Source : Yves Mathieu, Institut Français du Pétrole, 2008
Incidentallly, this water injection technique makes things even more difficult to extrapolate production from the observation of production facilities: in the case of “pure” oil coming out, an external observer (or industrial spy !) can more or less easily deduct the volume produced by observing the size of the pipes, pumps, etc. But when water is injected, it is also necessary to have the ratio of oil on water, that can be anywhere between several ten % and several %, and there is no obvious way to deduct that ratio from the size of the infrastructure.
- Then comes the terminal decline, after which the well is closed. As for a mining company, it happens that the oil company is asked to restore the site to its initial conditions. When the production well is closed, from 2% to 80% of the initial oil in place has been extracted. The rest is too tightly sticking to the reservoir rock (too little pores, poor permeability, oil too heavy, etc) to enable extraction in acceptable economic conditions, or even without using more energy for production than the energy enclosed in the oil extracted.
Recovery ratio witnessed or forecasted (vertical axis) for 3300 oilfields, depending on the amount of oil initially in place (horizontal axis, billion barrels). 1 barrel = 159 litres.
A linear regression shows that this ratio increases – on average – with field size, which suggests that the fraction of oil that will be recovered from future discoveries will be lower than what it will be for older ones (because the average size of the field discovered decreases with time).
Source : Jean Laherrère, Petroconsultants, 1997
For the world as a whole, it is obvious that the extraction ratio of the initial oil in place conditions the utimate reserves, and therefore the date and height of the production peak.
If we summarize, operating a field means:
- managing a programme that lasts a decade to a century,
- technique, economics, political negociations, and even urban and infrastructure planning
- dealing with hundreds of millions to billions of dollars (an offshore unit can cost 2 to 3 times more than a nuclear power plant),
- accepting a decline as a normal part of the life of the field.
Synthetic view of the life of a typical field, the origin corresponding to the initial demand for the exploration license.
The world oil production being a pile of field productions, it will follow more or less the same profile. As for a single field, the world has an initial endowment of oil which has been given once and for all, and then production necessarily goes through a maximum then a decline. A secondary maximum (or even 2 or 3) do not contradict that conclusion.
Source : Pierre-René Bauquis, Total Professeurs associés, 2008
And again, exploring and producing… just to keep the world oil production constant
During most of the production stage of an field, it will then provide oil… in decreasing amounts. Something obvious then comes to mind: in order for an oil company just to maintain a constant production level, it must constantly develop new oilfields, and that is true for the world as a whole. This explains why, without a constant flow of new investments, production decline almost immediately. And it is even not true to deduct that evergrowing investments will allow an evergrowing production !

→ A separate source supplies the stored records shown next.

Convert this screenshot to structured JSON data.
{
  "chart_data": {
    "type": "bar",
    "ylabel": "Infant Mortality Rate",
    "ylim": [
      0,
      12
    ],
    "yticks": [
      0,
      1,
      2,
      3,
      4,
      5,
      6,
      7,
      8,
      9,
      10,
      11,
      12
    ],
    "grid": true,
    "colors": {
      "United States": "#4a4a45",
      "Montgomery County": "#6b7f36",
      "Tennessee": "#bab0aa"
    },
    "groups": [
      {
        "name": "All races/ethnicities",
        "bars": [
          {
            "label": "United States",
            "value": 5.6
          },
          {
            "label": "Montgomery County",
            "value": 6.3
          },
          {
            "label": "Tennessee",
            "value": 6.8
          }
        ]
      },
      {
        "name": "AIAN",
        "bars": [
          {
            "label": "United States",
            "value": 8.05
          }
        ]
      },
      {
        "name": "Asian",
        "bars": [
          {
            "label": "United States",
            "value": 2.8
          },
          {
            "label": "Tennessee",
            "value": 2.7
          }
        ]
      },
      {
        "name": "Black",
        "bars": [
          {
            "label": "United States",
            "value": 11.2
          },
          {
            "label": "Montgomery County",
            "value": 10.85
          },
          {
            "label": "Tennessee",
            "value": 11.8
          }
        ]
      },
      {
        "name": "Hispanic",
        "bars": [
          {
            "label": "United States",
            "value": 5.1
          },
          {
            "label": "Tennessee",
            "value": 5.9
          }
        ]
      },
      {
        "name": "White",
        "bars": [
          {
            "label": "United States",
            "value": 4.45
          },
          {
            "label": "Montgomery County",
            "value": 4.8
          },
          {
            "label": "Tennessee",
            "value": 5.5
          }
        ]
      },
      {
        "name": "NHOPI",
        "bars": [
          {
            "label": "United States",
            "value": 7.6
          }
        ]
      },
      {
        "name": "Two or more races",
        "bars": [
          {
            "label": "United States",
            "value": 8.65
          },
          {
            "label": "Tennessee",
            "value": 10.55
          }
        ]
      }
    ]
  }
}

Once the oil is brought to the surface, it is then transported… towards a refinery (actually oil producers have only one category of clients: refineries ! These are often operated by distinct subsidiaries of oil companies). It will be transformed into refined products, that will be used… and destroyed at the same time (even most of the plastic), then contributing to putting back in the atmosphere, at an accelerated pace, CO2 that had been taken there hundreds of million years before.